Découvrir l’art par l’art
Alliant réalité virtuelle et sciences humaines, l’installation s’inspire des « lieux de collection » (studiolo) de la musique qui se sont développés à la Renaissance. Amateurs et érudits y déposaient des partitions, des instruments ou objets de musique et des peintures aux thèmes musicaux.
C’est sur ce modèle que Philippe Vendrix, aujourd’hui président de l’université de Tours, a imaginé le Cubiculum (lire ici notre article publié sur le sujet en 2013). « Philippe Vendrix a eu l’idée d’actualiser ce concept et de créer une salle mobile, parfaitement insonorisée, équipée d’une excellente spatialisation du son, où pouvoir diffuser des projets sur la musique selon le lieu patrimonial dans lequel est posé le dispositif », nous révèle Camilla Cavicchi, chercheuse associée au Centre d’études supérieures de la Renaissance1 (CESR), qui a participé à la conception du projet. L’objectif de ce dernier : susciter la curiosité pour des productions musicales parfois complexes.

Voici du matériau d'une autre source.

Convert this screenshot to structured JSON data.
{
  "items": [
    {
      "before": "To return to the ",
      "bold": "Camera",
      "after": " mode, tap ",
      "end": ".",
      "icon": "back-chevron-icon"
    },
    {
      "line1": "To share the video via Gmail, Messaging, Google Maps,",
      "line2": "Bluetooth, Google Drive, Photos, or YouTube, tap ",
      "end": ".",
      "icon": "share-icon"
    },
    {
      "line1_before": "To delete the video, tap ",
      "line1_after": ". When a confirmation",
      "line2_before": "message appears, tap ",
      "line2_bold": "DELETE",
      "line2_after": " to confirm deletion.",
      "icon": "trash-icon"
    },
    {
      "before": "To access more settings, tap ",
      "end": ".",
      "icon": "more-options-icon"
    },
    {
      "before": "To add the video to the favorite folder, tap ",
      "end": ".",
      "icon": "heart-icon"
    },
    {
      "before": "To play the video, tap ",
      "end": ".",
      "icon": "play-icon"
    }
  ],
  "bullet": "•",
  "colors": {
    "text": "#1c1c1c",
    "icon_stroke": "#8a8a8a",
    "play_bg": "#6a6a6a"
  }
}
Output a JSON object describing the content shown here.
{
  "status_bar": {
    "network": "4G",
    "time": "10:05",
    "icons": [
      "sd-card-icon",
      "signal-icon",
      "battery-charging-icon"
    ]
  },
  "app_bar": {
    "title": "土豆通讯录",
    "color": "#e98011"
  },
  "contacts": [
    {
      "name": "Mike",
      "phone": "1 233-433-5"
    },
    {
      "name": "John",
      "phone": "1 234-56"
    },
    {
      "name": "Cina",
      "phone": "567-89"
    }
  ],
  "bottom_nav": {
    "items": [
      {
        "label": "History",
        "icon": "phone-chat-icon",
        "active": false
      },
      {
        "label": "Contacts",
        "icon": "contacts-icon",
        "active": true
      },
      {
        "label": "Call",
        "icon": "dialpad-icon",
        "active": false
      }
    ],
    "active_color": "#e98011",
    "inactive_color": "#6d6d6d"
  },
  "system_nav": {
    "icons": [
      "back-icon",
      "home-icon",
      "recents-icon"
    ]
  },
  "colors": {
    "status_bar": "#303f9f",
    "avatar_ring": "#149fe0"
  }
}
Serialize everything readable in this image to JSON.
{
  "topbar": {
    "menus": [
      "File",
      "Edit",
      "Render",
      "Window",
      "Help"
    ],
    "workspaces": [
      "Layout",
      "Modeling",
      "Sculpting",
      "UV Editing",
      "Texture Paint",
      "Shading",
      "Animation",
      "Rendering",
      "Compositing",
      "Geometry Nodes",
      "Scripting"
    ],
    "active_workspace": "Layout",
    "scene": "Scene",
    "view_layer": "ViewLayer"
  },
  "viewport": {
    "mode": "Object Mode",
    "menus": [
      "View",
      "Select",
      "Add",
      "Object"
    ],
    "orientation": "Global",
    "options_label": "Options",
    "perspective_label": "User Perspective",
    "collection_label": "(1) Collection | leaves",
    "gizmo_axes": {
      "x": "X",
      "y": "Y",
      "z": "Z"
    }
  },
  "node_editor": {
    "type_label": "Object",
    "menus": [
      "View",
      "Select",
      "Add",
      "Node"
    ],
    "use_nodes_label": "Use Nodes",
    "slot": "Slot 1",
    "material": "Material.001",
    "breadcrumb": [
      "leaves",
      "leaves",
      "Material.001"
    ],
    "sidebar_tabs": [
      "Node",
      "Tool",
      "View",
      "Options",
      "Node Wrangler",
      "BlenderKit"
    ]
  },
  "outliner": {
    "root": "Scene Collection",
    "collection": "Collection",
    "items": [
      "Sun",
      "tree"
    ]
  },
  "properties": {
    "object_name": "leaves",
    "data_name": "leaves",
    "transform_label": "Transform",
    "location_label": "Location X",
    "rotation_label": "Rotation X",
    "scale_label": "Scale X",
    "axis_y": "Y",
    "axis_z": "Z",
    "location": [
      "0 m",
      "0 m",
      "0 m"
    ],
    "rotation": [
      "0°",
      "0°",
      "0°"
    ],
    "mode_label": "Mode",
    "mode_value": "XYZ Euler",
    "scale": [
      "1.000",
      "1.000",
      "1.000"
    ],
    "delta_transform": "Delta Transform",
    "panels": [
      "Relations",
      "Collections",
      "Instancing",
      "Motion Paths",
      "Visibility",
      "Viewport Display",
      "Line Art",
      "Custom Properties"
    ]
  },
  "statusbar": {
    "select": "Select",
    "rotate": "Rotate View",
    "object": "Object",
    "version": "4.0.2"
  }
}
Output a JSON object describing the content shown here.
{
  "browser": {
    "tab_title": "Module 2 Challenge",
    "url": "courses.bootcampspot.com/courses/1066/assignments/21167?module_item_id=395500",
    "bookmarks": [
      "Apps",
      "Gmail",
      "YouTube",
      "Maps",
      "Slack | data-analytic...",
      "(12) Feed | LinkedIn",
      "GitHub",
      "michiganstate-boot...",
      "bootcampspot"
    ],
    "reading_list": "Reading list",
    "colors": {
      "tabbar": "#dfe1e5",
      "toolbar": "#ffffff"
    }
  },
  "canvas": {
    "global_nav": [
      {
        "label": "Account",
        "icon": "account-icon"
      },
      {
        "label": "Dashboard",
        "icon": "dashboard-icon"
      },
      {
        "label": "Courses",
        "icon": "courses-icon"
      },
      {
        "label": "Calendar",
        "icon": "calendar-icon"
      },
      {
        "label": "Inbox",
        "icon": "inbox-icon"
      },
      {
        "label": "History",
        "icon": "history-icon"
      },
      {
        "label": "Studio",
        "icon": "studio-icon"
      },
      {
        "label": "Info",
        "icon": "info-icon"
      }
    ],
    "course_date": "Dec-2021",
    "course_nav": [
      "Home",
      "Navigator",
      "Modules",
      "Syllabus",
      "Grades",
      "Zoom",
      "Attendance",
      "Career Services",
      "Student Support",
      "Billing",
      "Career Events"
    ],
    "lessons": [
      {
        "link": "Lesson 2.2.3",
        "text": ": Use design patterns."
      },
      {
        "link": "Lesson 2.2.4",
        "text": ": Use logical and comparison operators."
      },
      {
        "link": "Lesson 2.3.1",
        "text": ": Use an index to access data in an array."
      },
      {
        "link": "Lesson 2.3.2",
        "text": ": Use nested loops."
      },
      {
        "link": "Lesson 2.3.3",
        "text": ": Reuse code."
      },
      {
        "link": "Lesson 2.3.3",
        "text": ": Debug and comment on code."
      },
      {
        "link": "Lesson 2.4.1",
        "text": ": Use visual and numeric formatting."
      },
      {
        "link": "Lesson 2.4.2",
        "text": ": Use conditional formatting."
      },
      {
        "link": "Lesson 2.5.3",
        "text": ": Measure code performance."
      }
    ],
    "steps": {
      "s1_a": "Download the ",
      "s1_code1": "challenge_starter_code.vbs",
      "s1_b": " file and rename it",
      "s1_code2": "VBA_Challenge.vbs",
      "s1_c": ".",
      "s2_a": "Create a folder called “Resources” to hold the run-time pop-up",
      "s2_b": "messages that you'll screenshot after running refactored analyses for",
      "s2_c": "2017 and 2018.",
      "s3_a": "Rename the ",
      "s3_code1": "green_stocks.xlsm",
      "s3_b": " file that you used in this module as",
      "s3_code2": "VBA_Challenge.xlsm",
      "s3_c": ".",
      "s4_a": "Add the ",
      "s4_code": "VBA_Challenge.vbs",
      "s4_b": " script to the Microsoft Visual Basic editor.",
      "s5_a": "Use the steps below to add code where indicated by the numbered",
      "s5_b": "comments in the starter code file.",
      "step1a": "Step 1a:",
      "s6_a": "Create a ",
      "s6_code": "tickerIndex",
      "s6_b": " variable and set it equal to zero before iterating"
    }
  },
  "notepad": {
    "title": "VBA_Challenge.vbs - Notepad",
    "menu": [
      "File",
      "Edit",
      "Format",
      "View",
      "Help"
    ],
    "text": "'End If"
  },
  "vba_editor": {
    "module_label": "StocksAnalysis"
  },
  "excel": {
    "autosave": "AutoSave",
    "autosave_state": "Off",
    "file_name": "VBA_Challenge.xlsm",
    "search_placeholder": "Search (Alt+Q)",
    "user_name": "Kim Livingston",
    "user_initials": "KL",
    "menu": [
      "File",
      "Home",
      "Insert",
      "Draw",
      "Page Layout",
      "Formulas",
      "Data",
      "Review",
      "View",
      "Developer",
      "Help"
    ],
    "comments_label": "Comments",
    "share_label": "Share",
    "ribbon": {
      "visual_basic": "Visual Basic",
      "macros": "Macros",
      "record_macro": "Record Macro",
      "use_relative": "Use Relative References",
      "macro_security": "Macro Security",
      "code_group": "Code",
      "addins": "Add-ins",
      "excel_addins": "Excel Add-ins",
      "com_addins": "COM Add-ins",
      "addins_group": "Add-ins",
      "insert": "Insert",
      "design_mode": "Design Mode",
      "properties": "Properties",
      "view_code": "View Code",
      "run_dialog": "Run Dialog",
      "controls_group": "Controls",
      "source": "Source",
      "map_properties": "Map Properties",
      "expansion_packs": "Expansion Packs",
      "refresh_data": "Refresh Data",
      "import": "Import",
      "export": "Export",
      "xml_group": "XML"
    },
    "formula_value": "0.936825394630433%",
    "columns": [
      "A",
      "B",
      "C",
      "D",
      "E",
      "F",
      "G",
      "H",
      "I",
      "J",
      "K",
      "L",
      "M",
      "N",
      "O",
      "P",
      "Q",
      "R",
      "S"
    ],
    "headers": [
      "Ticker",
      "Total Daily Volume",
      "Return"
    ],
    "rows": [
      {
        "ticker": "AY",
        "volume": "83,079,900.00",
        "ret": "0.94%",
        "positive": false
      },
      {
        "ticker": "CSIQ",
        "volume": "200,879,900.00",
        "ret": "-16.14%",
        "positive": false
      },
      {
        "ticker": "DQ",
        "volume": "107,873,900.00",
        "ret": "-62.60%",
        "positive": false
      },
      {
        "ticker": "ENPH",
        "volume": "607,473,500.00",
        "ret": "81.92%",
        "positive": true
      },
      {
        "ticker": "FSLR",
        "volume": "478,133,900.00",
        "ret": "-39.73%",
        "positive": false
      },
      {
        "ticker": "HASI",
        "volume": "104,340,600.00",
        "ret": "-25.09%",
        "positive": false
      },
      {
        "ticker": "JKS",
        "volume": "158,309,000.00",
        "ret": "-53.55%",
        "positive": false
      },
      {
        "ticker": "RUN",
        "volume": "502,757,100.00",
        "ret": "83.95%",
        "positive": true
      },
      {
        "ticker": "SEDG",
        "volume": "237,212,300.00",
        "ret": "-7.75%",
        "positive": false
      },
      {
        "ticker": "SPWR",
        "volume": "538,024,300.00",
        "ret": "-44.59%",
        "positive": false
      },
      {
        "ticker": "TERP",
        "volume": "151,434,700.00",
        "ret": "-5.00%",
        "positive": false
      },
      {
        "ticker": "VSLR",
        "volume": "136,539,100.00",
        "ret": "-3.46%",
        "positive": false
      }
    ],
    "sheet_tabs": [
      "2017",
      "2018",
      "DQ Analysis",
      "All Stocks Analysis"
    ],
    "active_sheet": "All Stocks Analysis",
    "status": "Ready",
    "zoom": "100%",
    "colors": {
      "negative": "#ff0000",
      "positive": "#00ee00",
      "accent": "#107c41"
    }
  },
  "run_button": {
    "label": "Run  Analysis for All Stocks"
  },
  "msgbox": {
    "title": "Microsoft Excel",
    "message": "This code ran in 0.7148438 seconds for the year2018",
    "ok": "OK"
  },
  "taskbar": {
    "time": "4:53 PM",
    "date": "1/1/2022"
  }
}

Le Cubiculum musicae Ockeghem – Saint-Martin se veut une invitation à comprendre, voir et entendre une œuvre musicale, le musicien qui l’a composée et le contexte qui les ont vus évoluer. Le choix du compositeur Johannes Ockeghem s’est imposé de lui même. « Ce compositeur de la Renaissance a en effet œuvré à la collégiale Saint-Martin », précise Camilla Cavicchi.
Une pédagogie de l’émotion
L’expérience sensorielle et temporelle se déroule en deux temps : à l’extérieur du cube, des panneaux retracent la vie et le parcours de Johannes Ockeghem dans les lieux de la ville de Tours ; à l’intérieur, un dispositif sonore inséré dans les parois, un écran haute définition, et le noir absolu isolent le visiteur de l’extérieur. Un documentaire, réalisé avec la technologie en 3D « matte painting » – parmi l’un des premiers trucages ayant été inventés pour le cinéma, un décor fictif élaboré à partir d’images existantes –, permet de découvrir le travail, la conception et la création de l’œuvre musicale d’Ockeghem. « Ce documentaire est une invitation, pour le public, à vivre cette expérience musicale inédite, accompagnée par des enluminures, des incunables qui datent des premiers temps de l’imprimerie, des tableaux d’artistes tourangeaux de l’époque d’Ockeghem. C’est un voyage dans la musique d’Ockeghem qui se réalise grâce à la technologie et à un espace narratif sonore spécialement élaboré », explique Camille Cavicchi.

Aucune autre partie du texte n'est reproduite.